Bovine adrenal chromaffin cells, which have been shown to lack alpha 2-adrenoceptors, were used to investigate the pharmacological characteristics of [3H]idazoxan binding sites. The binding of [3H]idazoxan was very rapid, reversible, partly specific (as defined by cirazoline 0.1 mmol/l; 50% specific binding at [3H]idazoxan 10 nmol/l), saturable and of high affinity (KD 13nmol/l) and, hence, was compatible with the criteria for the identification of an imidazoline binding site (IBS). Since in competition experiments rauwolscine and (-)-adrenaline showed only negligible affinity for these adrenal medullary binding sites, the lack of alpha 2-adrenoceptors was confirmed. Histamine and amiloride also did not inhibit [3H]idazoxan binding or caused only negligible inhibition.
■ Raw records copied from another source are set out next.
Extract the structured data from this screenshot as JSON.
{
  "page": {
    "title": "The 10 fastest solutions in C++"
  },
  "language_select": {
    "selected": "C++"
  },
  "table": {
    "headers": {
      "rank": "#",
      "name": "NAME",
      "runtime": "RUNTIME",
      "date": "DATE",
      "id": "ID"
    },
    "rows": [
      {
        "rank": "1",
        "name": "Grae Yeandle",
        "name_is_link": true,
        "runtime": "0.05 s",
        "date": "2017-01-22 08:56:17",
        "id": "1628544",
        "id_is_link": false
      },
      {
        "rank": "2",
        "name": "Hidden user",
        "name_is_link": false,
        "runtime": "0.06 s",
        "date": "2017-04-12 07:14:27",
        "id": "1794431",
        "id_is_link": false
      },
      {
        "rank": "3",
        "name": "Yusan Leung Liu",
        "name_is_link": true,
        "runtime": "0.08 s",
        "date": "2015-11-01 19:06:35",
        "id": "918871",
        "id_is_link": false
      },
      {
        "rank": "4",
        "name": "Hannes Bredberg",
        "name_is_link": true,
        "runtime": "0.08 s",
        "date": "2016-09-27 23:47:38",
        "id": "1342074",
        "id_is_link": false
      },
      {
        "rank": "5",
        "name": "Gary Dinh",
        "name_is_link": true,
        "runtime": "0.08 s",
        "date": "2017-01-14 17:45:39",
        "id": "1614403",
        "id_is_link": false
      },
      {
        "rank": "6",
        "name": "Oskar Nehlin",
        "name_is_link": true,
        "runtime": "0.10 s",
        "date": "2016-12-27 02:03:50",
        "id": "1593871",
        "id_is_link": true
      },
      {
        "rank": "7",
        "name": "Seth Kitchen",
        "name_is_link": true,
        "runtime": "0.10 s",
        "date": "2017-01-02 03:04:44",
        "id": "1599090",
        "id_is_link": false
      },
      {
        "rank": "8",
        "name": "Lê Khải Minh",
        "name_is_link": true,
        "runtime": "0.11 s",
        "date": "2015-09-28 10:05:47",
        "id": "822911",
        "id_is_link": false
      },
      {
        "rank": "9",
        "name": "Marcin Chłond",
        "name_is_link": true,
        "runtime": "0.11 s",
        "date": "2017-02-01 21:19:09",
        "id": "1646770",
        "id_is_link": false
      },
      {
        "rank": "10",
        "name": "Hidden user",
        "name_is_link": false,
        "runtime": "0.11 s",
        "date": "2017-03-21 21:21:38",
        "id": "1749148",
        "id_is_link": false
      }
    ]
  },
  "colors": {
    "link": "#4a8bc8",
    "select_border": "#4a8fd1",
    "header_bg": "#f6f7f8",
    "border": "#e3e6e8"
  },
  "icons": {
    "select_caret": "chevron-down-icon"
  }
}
In contrast, the specific binding of [3H]idazoxan was concentration-dependently inhibited by several imidazolines and guanidines with the following rank order of potency which conforms to the characteristics of the previously defined I2-IBS (in parentheses: Ki, nmol/l): idazoxan (4) = cirazoline (4) >> clonidine (272) = BDF 6143 (299; 4-chloro-2-(2-imidazoline-2-ylamino)-isoindoline) > BDF 6100 (563; 2-(2-imidazolin-2-yl-amino)-isoindoline) > or = BDF 7579 (868; (4-chloro-2-isoindolinyl)guanidine) > phentolamine (1424) = naphazoline (1451). Equilibrium [3H]idazoxan binding was reduced by K+ but not by Na+ or the non-hydrolysable GTP-analogue Gpp(NH)p (5'-guanylylimidodiphosphate; 100 mumol/l). In conclusion, membranes of the bovine adrenal medulla are endowed with non-adrenergic high-affinity [3H]idazoxan sites which exhibit the pharmacological properties of the amiloride-insensitive subtype of I2-IBS and probably are not coupled to a G-protein.